While the content is varied and ranges from scripted short films and documentaries, there is one common theme: New York City. Video is either produced by The New Yorker or acquired from the festival circuit through its partnership with sister company Condé Nast Entertainment. Unlike many other publications who only use video as a companion to print articles, The New Yorker is instead focusing its video efforts on original ideas and original series which include ‘A Reporter at Large’ which offers in-depth reported pieces about domestic affairs and global issues, ‘Comma Queen’ in which Mary Norris talks about language in all its facets and, Sketchbook which reveals cartoonists and illustrators at work.
‘Video is going to be an important part of how we tell stories and present information, so let’s get going on this,’ said NewYorker.com editor Nicholas Thompson.
For one of the largest publications in the US, People has been making a significant effort over the past year to increase the size of its digital footprint. Video is central to this strategy. According to People’s editorial director Jess Cagle, ‘Web video and mobile are our big priorities for People right now.’ In addition to launching a daily live web news show called ‘People Now’, the online version of the magazine has a dedicated video channel which is prominently featured in their navigation menu, after News.
Parent company, Time Inc. now has a 60-person video team and is producing around 200 videos each week across Time’s its 25 titles. However, it can be challenging for a traditional print publisher to position itself as an online video destination. ‘We have great brands that have been around for a century but haven’t been looked at as video sources by consumers and advertisers,’ he said.
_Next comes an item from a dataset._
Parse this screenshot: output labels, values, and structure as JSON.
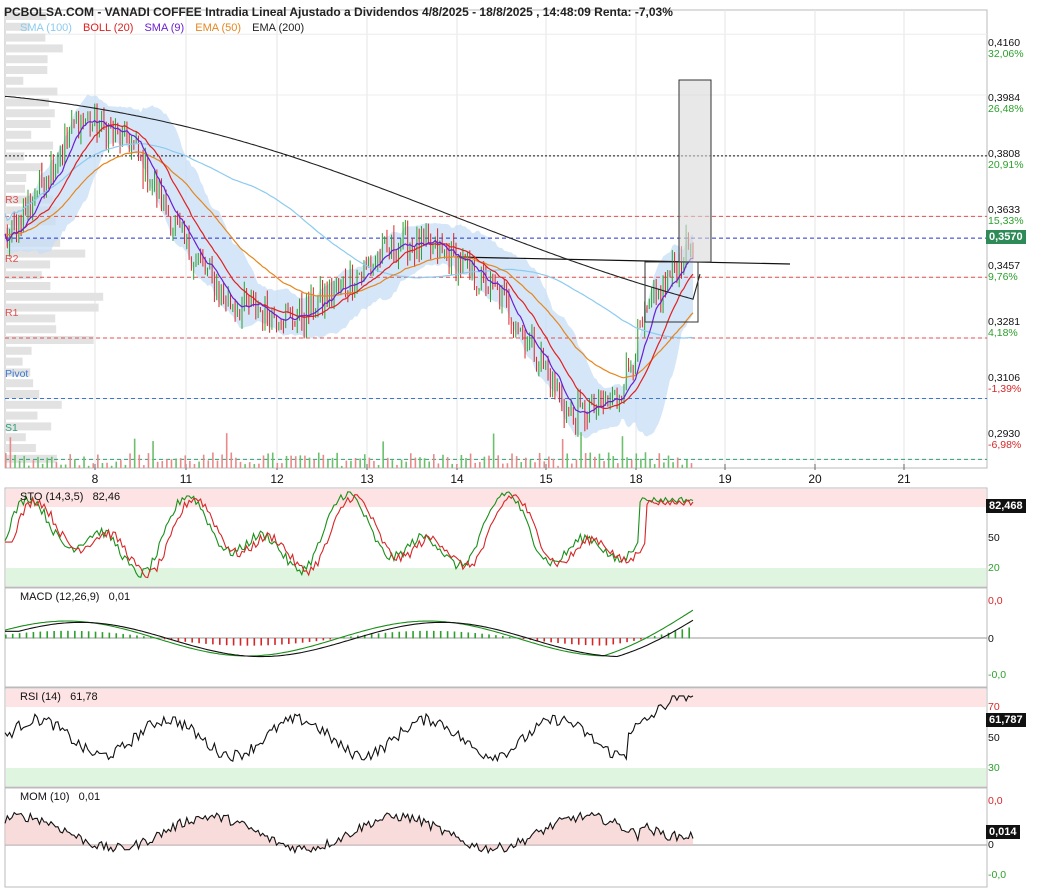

To turn that around, he explained, Time Inc. has to produce content on a regular basis and push further into live programming, which over time trains viewers to keep coming back.
It is undeniable that video has become a must-have for magazine publishers – whether readers traditionally associate video with the publication or not. This is especially true considering that adults in the US will spend an average of five hours, 31 minutes consuming video each day this year. Smart publishers will ensure that some of that time is spent watching video on their sites.